Mr. Hanks, Sie haben erneut in Deutschland gedreht, zuletzt 2014 "Bridge of Spies". Was schätzen Sie an der Arbeit dort?

TOM HANKS
Die Studios sind so gut wie in Hollywood. Die Crews sind erste Klasse. Fritz Lang hat in Babelsberg gedreht! Am Ende des Tages ist eine große Studio­halle auch nur eine Hülle, die man ausstaffiert, mit was immer man will. Man kann eine Raum­station oder eine Farm in Ohio bauen. Und in Deutschland findet man so ziemlich jeden Look: Hier haben wir Düsseldorf wie San Francisco aussehen lassen, ebenso wie Berlin. Das ist das­ selbe Level wie die Paramount­ Studios in Hollywood.

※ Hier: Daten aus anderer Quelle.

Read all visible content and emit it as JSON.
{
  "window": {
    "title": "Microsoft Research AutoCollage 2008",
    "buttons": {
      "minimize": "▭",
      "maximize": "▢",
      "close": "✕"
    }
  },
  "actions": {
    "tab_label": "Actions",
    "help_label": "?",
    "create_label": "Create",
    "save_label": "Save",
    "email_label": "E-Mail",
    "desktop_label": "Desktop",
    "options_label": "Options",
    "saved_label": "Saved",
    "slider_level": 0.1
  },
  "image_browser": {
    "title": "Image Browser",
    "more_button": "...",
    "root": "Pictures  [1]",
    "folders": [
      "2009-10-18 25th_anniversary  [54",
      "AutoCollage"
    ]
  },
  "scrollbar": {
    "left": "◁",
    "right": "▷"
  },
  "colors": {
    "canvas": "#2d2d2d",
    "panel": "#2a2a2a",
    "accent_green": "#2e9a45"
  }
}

Eine Entdeckung des Films ist Alexander Black, der Alans Fahrer spielt. Wo kommt er her?

TOM TYKWER
Das war schwierig, wir wollten natürlich jemanden haben, der sich mit der arabischen Kultur auskennt. Aber dann haben wir gemerkt, die Energie findet man am ehesten auf Stand­-up-Comedy­-Bühnen. Alexander ist ein ägyptischer Stand­-up­-Co­median, wir haben ihn in L. A. entdeckt, als er Witze über Araber und arabisches Spießertum machte. (lacht) Er ist wirklich eine Entdeckung. Ein Jahrzehnt­fund, finde ich.